Księga Estery, druga księga w żydowskim Testamencie, która nosi imię kobiety, ukazuje, jak Bóg wykorzystał konkurs piękności, aby uwolnić naród izraelski od zagłady w Persji. Jest to świadectwo, że Bóg panuje nad ziemskimi wydarzeniami, aby doprowadzić do realizacji Swojej woli.

Ta historia jest dobrze znana. Młoda żydowska panna dorastała w Persji pod okiem swojego krewnego, Mordochaja. Wybrana przez króla na nową królową Estera została wprowadzona do pałacu opływającego w luksusy, nie ujawniając swojego żydowskiego pochodzenia. Tam znalazła przychylność swoich opiekunów i spotkała się ze złym Hamanem, potomkiem króla AmalekitówAgaga, dawnego wroga Izraela.

Podobnie jak jego przodek Haman nienawidził Żydów, a zwłaszcza Mordochaja, który zyskał przychylność Achaszwerosza, donosząc mu o podsłuchanym planie zamachu. W odwecie, wiedząc, że Żydzi nigdy się nie podporządkują, Haman przekonał Achaszwerosza, by zarządził karę śmierci dla każdego, kto odmówi złożenia pokłonu Hamanowi, jego prawej ręce. Chociaż prawo perskie zabraniało stawiania się przed królem bez wyraźnego zaproszenia, to królowa Estera pokazała siłę charakteru, wiarę i poświęcenie podejmując się realizacji planu Mordochaja: „a potem udam się do króla, choć to jest wbrew prawu. Jeśli mam zginąć, to zginę!” (Est 4:16).

Koniec tej historii jest dobrze znany. Hart ducha Estery uratował jej naród i usunął zagrożenie, które ciążyło nad nimi w imperium perskim. Żydzi uczcili ocalenie od śmierci świętem Purim (Est. 9:32), które do dziś upamiętnia czyny Estery, bogobojnej kobiety, którą Bóg posłużył się, by ocalić swój lud.

Maria Magdalena

„Rzekł jej Jezus: Mario! Ona obróciwszy się, rzekła mu po hebrajsku: Rabbuni! Co znaczy: Nauczycielu!” – Jan 20:16.

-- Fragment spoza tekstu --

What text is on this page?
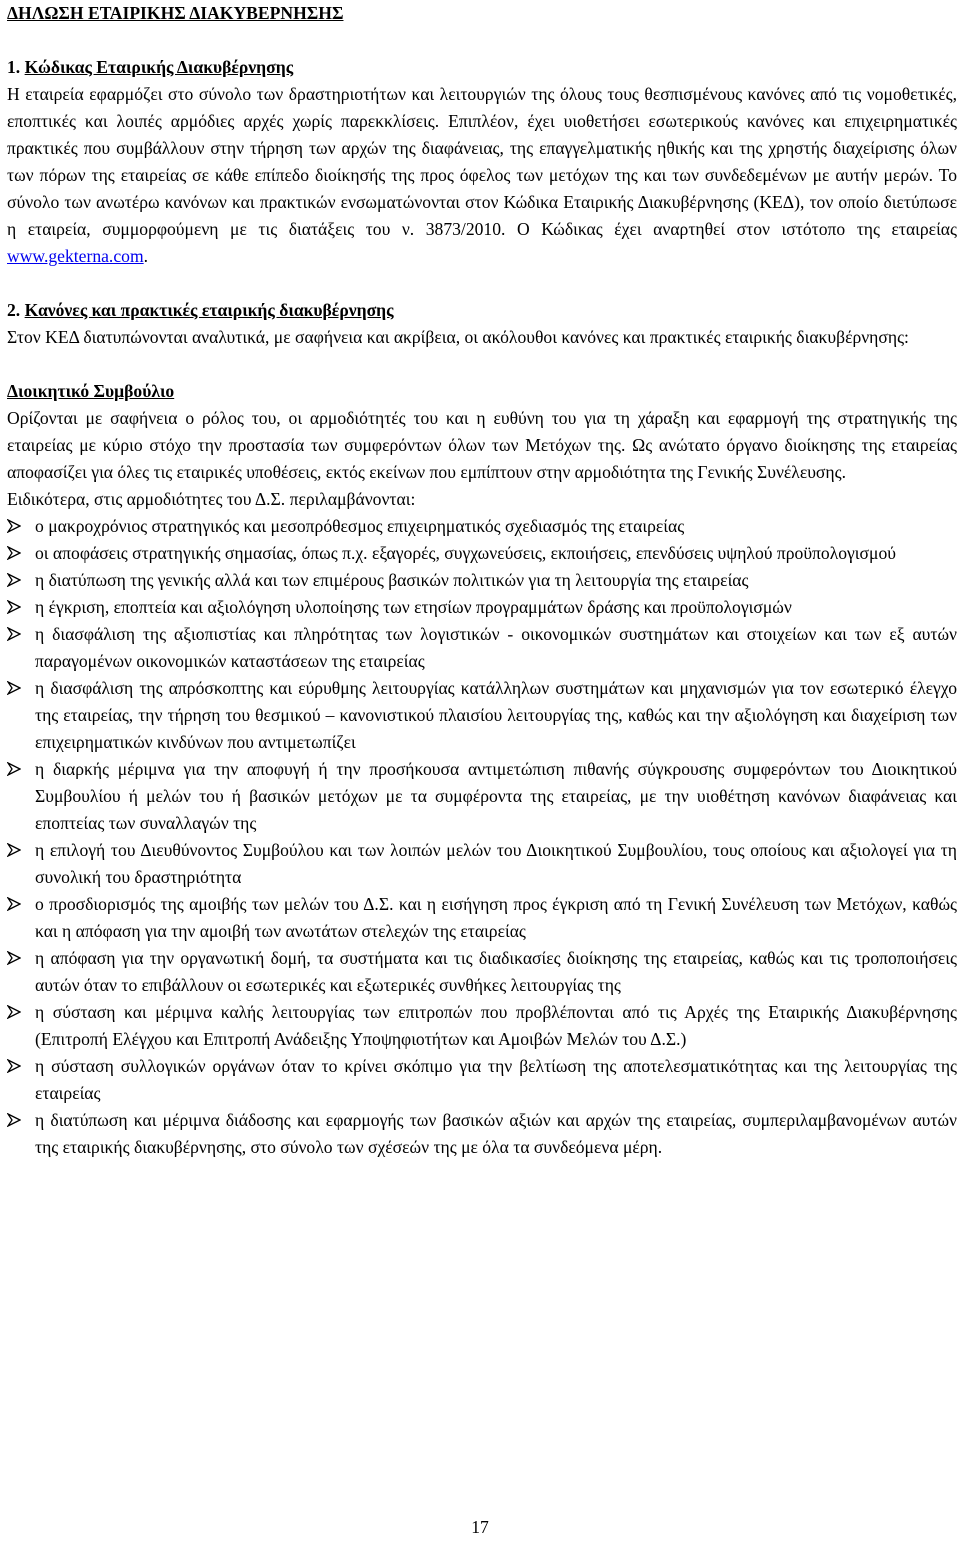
ΔΗΛΩΣΗ ΕΤΑΙΡΙΚΗΣ ΔΙΑΚΥΒΕΡΝΗΣΗΣ

1. Κώδικας Εταιρικής Διακυβέρνησης

Η εταιρεία εφαρμόζει στο σύνολο των δραστηριοτήτων και λειτουργιών της όλους τους θεσπισμένους κανόνες από τις νομοθετικές, εποπτικές και λοιπές αρμόδιες αρχές χωρίς παρεκκλίσεις. Επιπλέον, έχει υιοθετήσει εσωτερικούς κανόνες και επιχειρηματικές πρακτικές που συμβάλλουν στην τήρηση των αρχών της διαφάνειας, της επαγγελματικής ηθικής και της χρηστής διαχείρισης όλων των πόρων της εταιρείας σε κάθε επίπεδο διοίκησής της προς όφελος των μετόχων της και των συνδεδεμένων με αυτήν μερών. Το σύνολο των ανωτέρω κανόνων και πρακτικών ενσωματώνονται στον Κώδικα Εταιρικής Διακυβέρνησης (ΚΕΔ), τον οποίο διετύπωσε η εταιρεία, συμμορφούμενη με τις διατάξεις του ν. 3873/2010. Ο Κώδικας έχει αναρτηθεί στον ιστότοπο της εταιρείας www.gekterna.com.

2. Κανόνες και πρακτικές εταιρικής διακυβέρνησης

Στον ΚΕΔ διατυπώνονται αναλυτικά, με σαφήνεια και ακρίβεια, οι ακόλουθοι κανόνες και πρακτικές εταιρικής διακυβέρνησης:

Διοικητικό Συμβούλιο

Ορίζονται με σαφήνεια ο ρόλος του, οι αρμοδιότητές του και η ευθύνη του για τη χάραξη και εφαρμογή της στρατηγικής της εταιρείας με κύριο στόχο την προστασία των συμφερόντων όλων των Μετόχων της. Ως ανώτατο όργανο διοίκησης της εταιρείας αποφασίζει για όλες τις εταιρικές υποθέσεις, εκτός εκείνων που εμπίπτουν στην αρμοδιότητα της Γενικής Συνέλευσης.

Ειδικότερα, στις αρμοδιότητες του Δ.Σ. περιλαμβάνονται:

ο μακροχρόνιος στρατηγικός και μεσοπρόθεσμος επιχειρηματικός σχεδιασμός της εταιρείας
οι αποφάσεις στρατηγικής σημασίας, όπως π.χ. εξαγορές, συγχωνεύσεις, εκποιήσεις, επενδύσεις υψηλού προϋπολογισμού
η διατύπωση της γενικής αλλά και των επιμέρους βασικών πολιτικών για τη λειτουργία της εταιρείας
η έγκριση, εποπτεία και αξιολόγηση υλοποίησης των ετησίων προγραμμάτων δράσης και προϋπολογισμών
η διασφάλιση της αξιοπιστίας και πληρότητας των λογιστικών - οικονομικών συστημάτων και στοιχείων και των εξ αυτών παραγομένων οικονομικών καταστάσεων της εταιρείας
η διασφάλιση της απρόσκοπτης και εύρυθμης λειτουργίας κατάλληλων συστημάτων και μηχανισμών για τον εσωτερικό έλεγχο της εταιρείας, την τήρηση του θεσμικού – κανονιστικού πλαισίου λειτουργίας της, καθώς και την αξιολόγηση και διαχείριση των επιχειρηματικών κινδύνων που αντιμετωπίζει
η διαρκής μέριμνα για την αποφυγή ή την προσήκουσα αντιμετώπιση πιθανής σύγκρουσης συμφερόντων του Διοικητικού Συμβουλίου ή μελών του ή βασικών μετόχων με τα συμφέροντα της εταιρείας, με την υιοθέτηση κανόνων διαφάνειας και εποπτείας των συναλλαγών της
η επιλογή του Διευθύνοντος Συμβούλου και των λοιπών μελών του Διοικητικού Συμβουλίου, τους οποίους και αξιολογεί για τη συνολική του δραστηριότητα
ο προσδιορισμός της αμοιβής των μελών του Δ.Σ. και η εισήγηση προς έγκριση από τη Γενική Συνέλευση των Μετόχων, καθώς και η απόφαση για την αμοιβή των ανωτάτων στελεχών της εταιρείας
η απόφαση για την οργανωτική δομή, τα συστήματα και τις διαδικασίες διοίκησης της εταιρείας, καθώς και τις τροποποιήσεις αυτών όταν το επιβάλλουν οι εσωτερικές και εξωτερικές συνθήκες λειτουργίας της
η σύσταση και μέριμνα καλής λειτουργίας των επιτροπών που προβλέπονται από τις Αρχές της Εταιρικής Διακυβέρνησης (Επιτροπή Ελέγχου και Επιτροπή Ανάδειξης Υποψηφιοτήτων και Αμοιβών Μελών του Δ.Σ.)
η σύσταση συλλογικών οργάνων όταν το κρίνει σκόπιμο για την βελτίωση της αποτελεσματικότητας και της λειτουργίας της εταιρείας
η διατύπωση και μέριμνα διάδοσης και εφαρμογής των βασικών αξιών και αρχών της εταιρείας, συμπεριλαμβανομένων αυτών της εταιρικής διακυβέρνησης, στο σύνολο των σχέσεών της με όλα τα συνδεόμενα μέρη.
17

Imię Maria pojawia się w 51 fragmentach Nowego Testamentu i jest powiązane z sześcioma kobietami. Jedną z nich była Maria Magdalena, jedna z pierwszych świadków zmartwychwstałego Jezusa i nowotestamentowy przykład oddanej i pobożnej kobiety.

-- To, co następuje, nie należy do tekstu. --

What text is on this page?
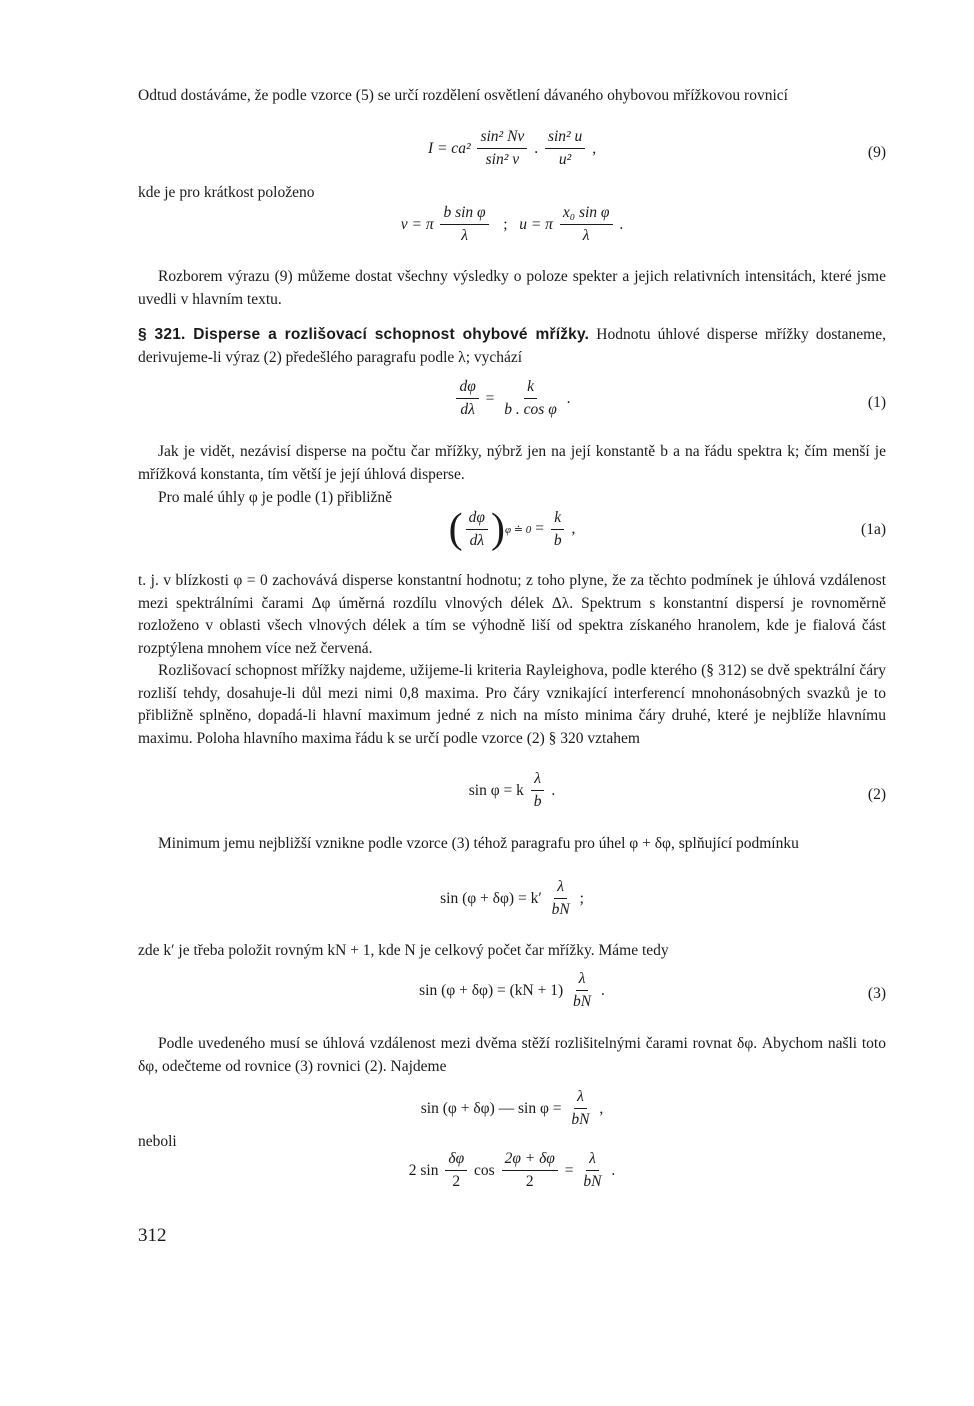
Odtud dostáváme, že podle vzorce (5) se určí rozdělení osvětlení dávaného ohybovou mřížkovou rovnicí

$I = ca^2 \frac{\text{sin² Nv}}{\text{sin² v}}$ . $\frac{\text{sin² u}}{\text{u²}}$ ,	(9)

kde je pro krátkost položeno

v = π $\frac{\text{b sin φ}}{\lambda}$ ; u = π $\frac{\text{x₀ sin φ}}{\lambda}$ .

Rozborem výrazu (9) můžeme dostat všechny výsledky o poloze spekter a jejich relativních intensitách, které jsme uvedli v hlavním textu.

§ 321. Disperse a rozlišovací schopnost ohybové mřížky. Hodnotu úhlové disperse mřížky dostaneme, derivujeme-li výraz (2) předešlého paragrafu podle λ; vychází

$\frac{d\varphi}{d\lambda} = \frac{k}{\text{b . cos φ}}$ .	(1)

Jak je vidět, nezávisí disperse na počtu čar mřížky, nýbrž jen na její konstantě b a na řádu spektra k; čím menší je mřížková konstanta, tím větší je její úhlová disperse.

Pro malé úhly φ je podle (1) přibližně

( $\frac{d\varphi}{d\lambda}$ ) φ ≐ $0 = \frac{k}{b}$ ,	(1a)

t. j. v blízkosti φ = 0 zachovává disperse konstantní hodnotu; z toho plyne, že za těchto podmínek je úhlová vzdálenost mezi spektrálními čarami Δφ úměrná rozdílu vlnových délek Δλ. Spektrum s konstantní dispersí je rovnoměrně rozloženo v oblasti všech vlnových délek a tím se výhodně liší od spektra získaného hranolem, kde je fialová část rozptýlena mnohem více než červená.

Rozlišovací schopnost mřížky najdeme, užijeme-li kriteria Rayleighova, podle kterého (§ 312) se dvě spektrální čáry rozliší tehdy, dosahuje-li důl mezi nimi 0,8 maxima. Pro čáry vznikající interferencí mnohonásobných svazků je to přibližně splněno, dopadá-li hlavní maximum jedné z nich na místo minima čáry druhé, které je nejblíže hlavnímu maximu. Poloha hlavního maxima řádu k se určí podle vzorce (2) § 320 vztahem

sin φ = k $\frac{\lambda}{b}$ .	(2)

Minimum jemu nejbližší vznikne podle vzorce (3) téhož paragrafu pro úhel φ + δφ, splňující podmínku

$\sin (\varphi + \delta\varphi) = k' \frac{\lambda}{bN}$ ;

zde k′ je třeba položit rovným kN + 1, kde N je celkový počet čar mřížky. Máme tedy

$\sin (\varphi + \delta\varphi) = (kN + 1) \frac{\lambda}{bN}$ .	(3)

Podle uvedeného musí se úhlová vzdálenost mezi dvěma stěží rozlišitelnými čarami rovnat δφ. Abychom našli toto δφ, odečteme od rovnice (3) rovnici (2). Najdeme

sin (φ + δφ) — $\sin \varphi = \frac{\lambda}{bN}$ ,

neboli

2 $\sin \frac{\delta\varphi}{2}$ $\cos \frac{2\varphi + \delta\varphi}{2} = \frac{\lambda}{bN}$ .
312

Relacja św. Jana zawiera poruszające opowiadanie o porannym spotkaniu Marii z Jezusem wkrótce po Jego zmartwychwstaniu. Kim była owa Maria, że znalazła się wśród pierwszych, którzy ujrzeli naszego wzbudzonego Pana? Jan sugeruje, że Maria Magdalena miała szczególne cechy, które zbliżyły ją do Jezusa i stała się inspiracją dla tych, którzy nie mogli uwierzyć, że Jezus powstał. Serdeczna rozmowa Marii i Jezusa „w ogrodzie” inspiruje wierzących po dziś.

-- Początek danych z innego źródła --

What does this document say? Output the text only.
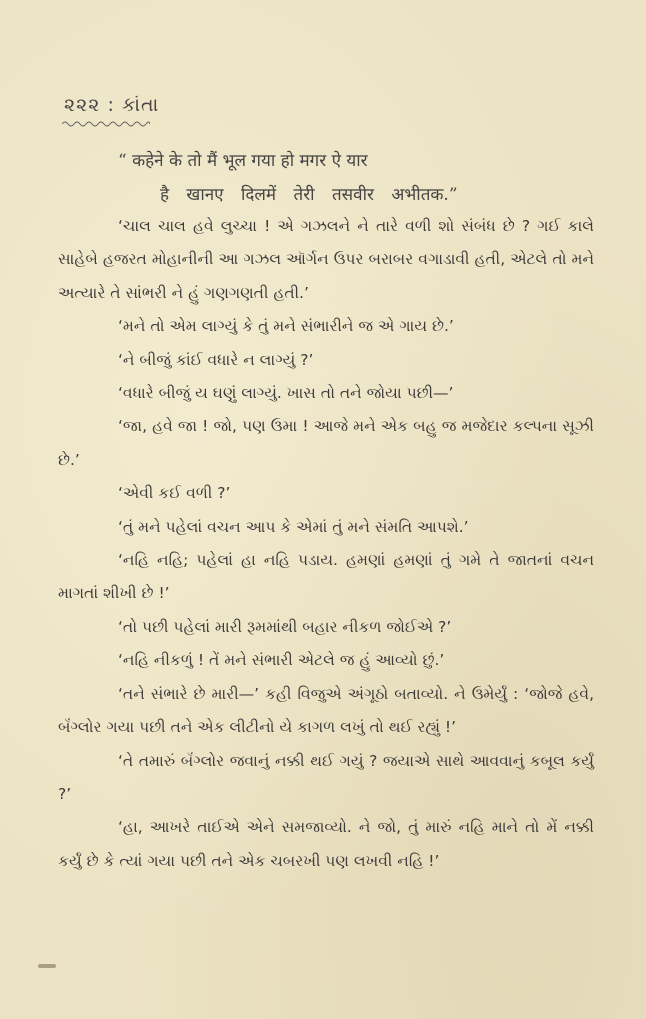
૨૨૨ : કાંતા
“ कहेने के तो मैं भूल गया हो मगर ऐ यार
है खानए दिलमें तेरी तसवीर अभीतक.”

‘ચાલ ચાલ હવે લુચ્ચા ! એ ગઝલને ને તારે વળી શો સંબંધ છે ? ગઈ કાલે સાહેબે હજરત મોહાનીની આ ગઝલ ઑર્ગન ઉપર બરાબર વગાડાવી હતી, એટલે તો મને અત્યારે તે સાંભરી ને હું ગણગણતી હતી.’

‘મને તો એમ લાગ્યું કે તું મને સંભારીને જ એ ગાય છે.’

‘ને બીજું કાંઈ વધારે ન લાગ્યું ?’

‘વધારે બીજું ય ઘણું લાગ્યું. ખાસ તો તને જોયા પછી—’

‘જા, હવે જા ! જો, પણ ઉમા ! આજે મને એક બહુ જ મજેદાર કલ્પના સૂઝી છે.’

‘એવી કઈ વળી ?’

‘તું મને પહેલાં વચન આપ કે એમાં તું મને સંમતિ આપશે.’

‘નહિ નહિ; પહેલાં હા નહિ પડાય. હમણાં હમણાં તું ગમે તે જાતનાં વચન માગતાં શીખી છે !’

‘તો પછી પહેલાં મારી રૂમમાંથી બહાર નીકળ જોઈએ ?’

‘નહિ નીકળું ! તેં મને સંભારી એટલે જ હું આવ્યો છું.’

‘તને સંભારે છે મારી—’ કહી વિજુએ અંગૂઠો બતાવ્યો. ને ઉમેર્યું : ‘જોજે હવે, બૅંગ્લોર ગયા પછી તને એક લીટીનો યે કાગળ લખું તો થઈ રહ્યું !’

‘તે તમારું બૅંગ્લોર જવાનું નક્કી થઈ ગયું ? જયાએ સાથે આવવાનું કબૂલ કર્યું ?’

‘હા, આખરે તાઈએ એને સમજાવ્યો. ને જો, તું મારું નહિ માને તો મેં નક્કી કર્યું છે કે ત્યાં ગયા પછી તને એક ચબરખી પણ લખવી નહિ !’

Niestety, od czasów średniowiecza postać Marii Magdaleny była przedstawiana w złym świetle poprzez utożsamianie jej z bezimienną grzesznicą z Łuk. 7:36-50. Jej prawdziwe i niezłomne oddanie jest zauważone w następnym rozdziale, gdzie pojawia się jako uczennica Jezusa, z której wyszło siedem demonów (Łuk. 8:2-3) (chociaż wyrzucenie tych siedmiu demonów przypisuje się Jezusowi w Mar. 16:9, autentyczność tego fragmentu jest w najlepszym razie wątpliwa).

Maria Magdalena jest opisywana jako kobieta o wielkiej odwadze i oddaniu, która nigdy się nie zachwiała, nawet gdy najbliżsi uczniowie Jezusa niedowierzali (Łuk. 24:11). Jej ostatnie zapisane słowa brzmiały: „Widziałam Pana” (Jan 20:18). To niewątpliwie jej wielka wiara i pobożność pobudziły zmartwychwstałego Jezusa do podzielenia się z nią jako pierwszą wielką prawdą: „Wstępuję do Ojca mego i Ojca waszego, do Boga mego i Boga waszego” (Jan 20:17). Wyobraź sobie! Maria była jedną z pierwszych, która ujrzała wzbudzonego Jezusa twarzą w twarz w Jego nowej naturze (choć Jego wygląd był taki jak człowieka).

Rozmowa w ogrodzie to ostatni fragment, jaki możemy przeczytać o Marii Magdalenie. Być może wróciła do Jerozolimy lub do swojego rodzinnego miasta na wybrzeżu Galilei. Gdziekolwiek spędziła swoje pozostałe lata, prawdopodobnie odegrała ważną rolę w zachęcaniu innych do wiary w Jezusa jako Mesjasza. Niestety, katolicyzm beatyfikował ją jako patronkę grzeszników. Maria Magdalena była w rzeczywistości bogobojną kobietą, która miała wielką wiarę i nigdy nie opuściła swojego nauczyciela. Możemy tylko wyobrazić sobie jej słowa, które powie, gdy zostanie wzbudzona wraz ze śpiącymi świętymi, by zobaczyć Jezusa twarzą w twarz w pełnej chwale. „Rabbuni!” I odpowiedź Jezusa: „Witaj, mój dobry i wierny sługo. Wejdź do radości mego królestwa!”.

Wnioski

Niesprzyjające okoliczności są wykorzystywane do rozwoju bogobojnych ludzi. Te cztery kobiety były wspaniałymi przykładami dla nas wszystkich. Gdy stajemy w obliczu trudnych okoliczności, które wystawiają na próbę nasze zaangażowanie i poświęcenie, powstańmy i pamiętajmy o słowach: „Kto wie, czy nie celowo znalazłeś się w tych okolicznościach właśnie w takim czasie jak ten?”.